Commenting on ruling NDP Secretary- General Safwat El-Sherif's statements -- made during this week's Inter-Party Dialogue -- to the effect that the constitution should at some point be "reviewed", writer Osama Anwar Okasha in Al-Wafd of 6 February said, "Egypt awaits a clear victory for democracy and a direct road to follow in changing all that needs to be changed." He did not, however, rule out the importance of the ruling party in effecting reform. "This [reform] would be a victory for all those who participate in it and we hope the NDP will be at the top of the list."

It would take Karam Gabr in Rose El-Youssef (5--11 February) to make the argument that no reform can take place when "it is argued that we must start from point zero and achieve freedom, democracy and justice, transparency and free, honest elections."

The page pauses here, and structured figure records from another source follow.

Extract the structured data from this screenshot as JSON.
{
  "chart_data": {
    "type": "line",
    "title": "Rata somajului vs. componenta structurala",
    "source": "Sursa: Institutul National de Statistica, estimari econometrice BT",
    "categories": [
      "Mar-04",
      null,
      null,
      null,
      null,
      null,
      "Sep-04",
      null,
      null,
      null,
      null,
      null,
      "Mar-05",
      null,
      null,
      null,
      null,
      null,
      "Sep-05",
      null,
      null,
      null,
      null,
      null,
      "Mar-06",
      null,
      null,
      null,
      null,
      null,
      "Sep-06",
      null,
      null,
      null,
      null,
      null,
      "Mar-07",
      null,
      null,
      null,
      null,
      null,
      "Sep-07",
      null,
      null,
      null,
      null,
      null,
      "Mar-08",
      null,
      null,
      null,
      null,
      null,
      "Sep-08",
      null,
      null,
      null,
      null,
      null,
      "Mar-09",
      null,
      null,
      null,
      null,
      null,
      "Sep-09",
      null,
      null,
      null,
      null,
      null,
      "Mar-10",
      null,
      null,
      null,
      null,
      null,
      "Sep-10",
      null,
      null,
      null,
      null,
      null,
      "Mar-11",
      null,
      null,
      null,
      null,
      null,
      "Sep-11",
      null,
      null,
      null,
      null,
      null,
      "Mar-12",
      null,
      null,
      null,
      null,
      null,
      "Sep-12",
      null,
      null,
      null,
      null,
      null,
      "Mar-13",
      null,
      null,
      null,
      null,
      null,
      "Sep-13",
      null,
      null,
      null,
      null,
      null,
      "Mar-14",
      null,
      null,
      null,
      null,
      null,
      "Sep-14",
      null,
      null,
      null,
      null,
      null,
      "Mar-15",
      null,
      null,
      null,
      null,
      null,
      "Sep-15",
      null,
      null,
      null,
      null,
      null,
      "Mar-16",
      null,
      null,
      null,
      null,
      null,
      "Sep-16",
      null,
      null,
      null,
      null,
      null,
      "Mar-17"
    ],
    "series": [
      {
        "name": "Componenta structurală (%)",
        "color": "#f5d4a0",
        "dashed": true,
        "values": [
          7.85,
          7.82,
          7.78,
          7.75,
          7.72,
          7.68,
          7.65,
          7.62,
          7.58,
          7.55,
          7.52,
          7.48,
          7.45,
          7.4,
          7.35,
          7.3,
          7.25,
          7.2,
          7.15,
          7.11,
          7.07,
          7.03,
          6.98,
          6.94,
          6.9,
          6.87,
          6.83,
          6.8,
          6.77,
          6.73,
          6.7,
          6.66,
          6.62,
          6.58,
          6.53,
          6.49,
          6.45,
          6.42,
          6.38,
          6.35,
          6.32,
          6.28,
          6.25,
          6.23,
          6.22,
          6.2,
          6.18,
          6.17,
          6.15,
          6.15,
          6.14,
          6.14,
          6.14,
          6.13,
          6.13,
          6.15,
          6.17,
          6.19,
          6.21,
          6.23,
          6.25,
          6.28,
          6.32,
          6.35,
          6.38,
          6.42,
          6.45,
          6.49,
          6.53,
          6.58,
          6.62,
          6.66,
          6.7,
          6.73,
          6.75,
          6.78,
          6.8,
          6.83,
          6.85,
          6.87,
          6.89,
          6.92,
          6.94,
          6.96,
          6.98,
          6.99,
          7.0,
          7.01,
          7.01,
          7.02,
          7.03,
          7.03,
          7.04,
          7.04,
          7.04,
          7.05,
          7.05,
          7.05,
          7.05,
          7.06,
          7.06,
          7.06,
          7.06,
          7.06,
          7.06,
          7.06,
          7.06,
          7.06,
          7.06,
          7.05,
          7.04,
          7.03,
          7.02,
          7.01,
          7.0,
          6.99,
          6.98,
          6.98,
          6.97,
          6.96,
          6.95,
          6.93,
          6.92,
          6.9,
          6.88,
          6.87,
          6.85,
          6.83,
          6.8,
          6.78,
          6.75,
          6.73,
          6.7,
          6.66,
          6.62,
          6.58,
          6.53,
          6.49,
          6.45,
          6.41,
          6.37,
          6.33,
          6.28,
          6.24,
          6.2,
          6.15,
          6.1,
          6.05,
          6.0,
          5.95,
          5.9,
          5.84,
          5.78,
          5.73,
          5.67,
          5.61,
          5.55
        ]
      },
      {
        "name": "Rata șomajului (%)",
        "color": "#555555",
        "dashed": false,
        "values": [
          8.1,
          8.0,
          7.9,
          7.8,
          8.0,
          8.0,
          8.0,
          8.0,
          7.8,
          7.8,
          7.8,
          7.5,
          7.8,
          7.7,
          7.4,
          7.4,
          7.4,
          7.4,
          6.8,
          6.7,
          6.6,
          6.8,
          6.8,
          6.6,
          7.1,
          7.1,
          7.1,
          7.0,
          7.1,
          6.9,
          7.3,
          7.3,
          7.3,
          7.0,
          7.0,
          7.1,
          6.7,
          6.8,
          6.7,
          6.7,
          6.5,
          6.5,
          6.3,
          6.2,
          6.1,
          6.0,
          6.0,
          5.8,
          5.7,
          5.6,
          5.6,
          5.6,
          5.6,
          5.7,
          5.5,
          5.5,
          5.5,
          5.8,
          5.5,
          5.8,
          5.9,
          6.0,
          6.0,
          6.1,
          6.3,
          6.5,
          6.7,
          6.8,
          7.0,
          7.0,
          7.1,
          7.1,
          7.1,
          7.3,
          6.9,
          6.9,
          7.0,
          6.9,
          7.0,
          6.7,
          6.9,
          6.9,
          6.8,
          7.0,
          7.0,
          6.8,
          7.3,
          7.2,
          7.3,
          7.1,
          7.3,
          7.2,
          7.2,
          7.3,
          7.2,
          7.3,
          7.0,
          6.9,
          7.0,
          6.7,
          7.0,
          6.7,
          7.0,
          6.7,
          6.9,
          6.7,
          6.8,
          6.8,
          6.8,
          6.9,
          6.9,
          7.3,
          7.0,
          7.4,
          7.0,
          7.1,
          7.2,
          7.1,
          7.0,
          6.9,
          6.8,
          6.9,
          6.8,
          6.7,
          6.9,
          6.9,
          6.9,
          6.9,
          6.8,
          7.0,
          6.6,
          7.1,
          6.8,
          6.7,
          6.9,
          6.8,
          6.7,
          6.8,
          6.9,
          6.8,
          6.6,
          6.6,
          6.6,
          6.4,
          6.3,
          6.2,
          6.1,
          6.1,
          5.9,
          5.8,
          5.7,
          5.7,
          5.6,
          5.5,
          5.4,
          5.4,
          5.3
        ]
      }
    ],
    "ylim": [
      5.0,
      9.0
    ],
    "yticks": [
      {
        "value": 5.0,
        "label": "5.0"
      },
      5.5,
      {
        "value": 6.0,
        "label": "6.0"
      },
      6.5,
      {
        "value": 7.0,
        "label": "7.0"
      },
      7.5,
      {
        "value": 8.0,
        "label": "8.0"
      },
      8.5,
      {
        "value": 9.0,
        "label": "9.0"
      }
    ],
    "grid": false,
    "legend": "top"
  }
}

Gabr does make a point, however, when he scathingly highlights the inadequacy of many of the parties involved. "We do not want to deceive ourselves... many of these heads of unknown parties who call for reform are in themselves incapable of making a connection with the public and run their parties like private estates; without transparency or honesty." He goes on to ask, "why misinform the public about the importance of dialogue when most parties are weak and no one knows anything about them?"

Back to Al-Wafd again, Sayed Abdel-Aati on 6 February points out that what we need to do in the direction of reform is "bring down authoritarian administration and rebuild a democratic Egypt". As far as Abdel-Aati is concerned, an "administrative clean-up" tops the list of priorities.

He has a point when you consider Editor-in- Chief of Al-Akhbar Ibrahim Seada's editorial on 7 February where he reveals a secret deal between the government and the foreign solid waste management company working in Alexandria in which a controversial garbage dumping site is moved only temporarily in order to appease public opinion. (Last summer everyone was up in arms at the fact that the site was close to both residential areas and summer resorts). "All I could do was laugh and laugh at this masquerade and I asked in innocence: what of the statements made by former Prime Minister Atef Ebeid and his ministers in which they announced that a final solution had been found for the dump?"

Or what of the accountability of Minister of Housing Ibrahim Suleiman regarding both water cuts suffered by residents for two weeks in Nasr City and for pushing a plan to landfill a good section of the Nile in Cairo to expand a highway, both of which were brought up by this week's Sawt Al-Umma.